A friend told me something I have been thinking about: “Pessimists sound smart but optimists make money.”
This reminded me of something I observed a lot as kid: In social scenarios, it felt way more socially acceptable to be bearish than to be bullish. Say you recommend someone a flavour of ice cream and they try it because of your recommendation but don't like it. This disapproval, although subconcious, is a more negative reinforcement than if you had told them some flavour of ice cream that suck but they liked it.
A few days earlier, I was thinking of the difference in how people form bullish or bearish opinions:
My working theory is that being correctly bearish is way easier than being correctly bullish. If i try to put the other two options in the same spectrum, ig it'd be:
correctly bearish > incorrectly bullish > incorrectly bearish > correctly bullish
This stems from the fact that most things fail.

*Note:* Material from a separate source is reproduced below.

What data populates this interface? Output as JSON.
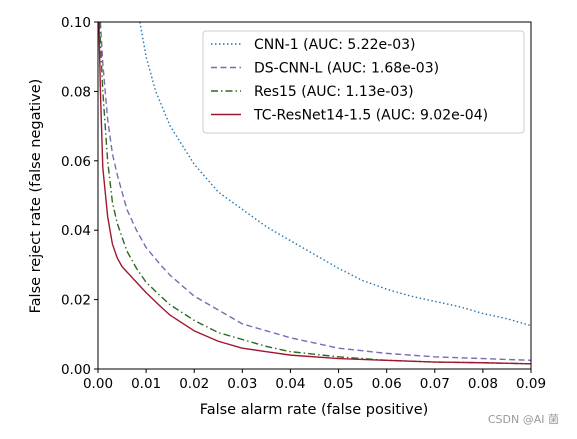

In my [research project](/projects#CSI), I learned that F1 scores are sometimes a better measure for an ML model than accuracy.
F1 score = 2 × (precision × recall)/(precision + recall)
precision = true positives / (true positives + false positives)
ie, how often you were right when you said “yes”
recall = true positives / (true positives + false negatives)
ie, how often you caught all the actual yeses
F1 score balances both when you care about not spamming yes and not missing yes.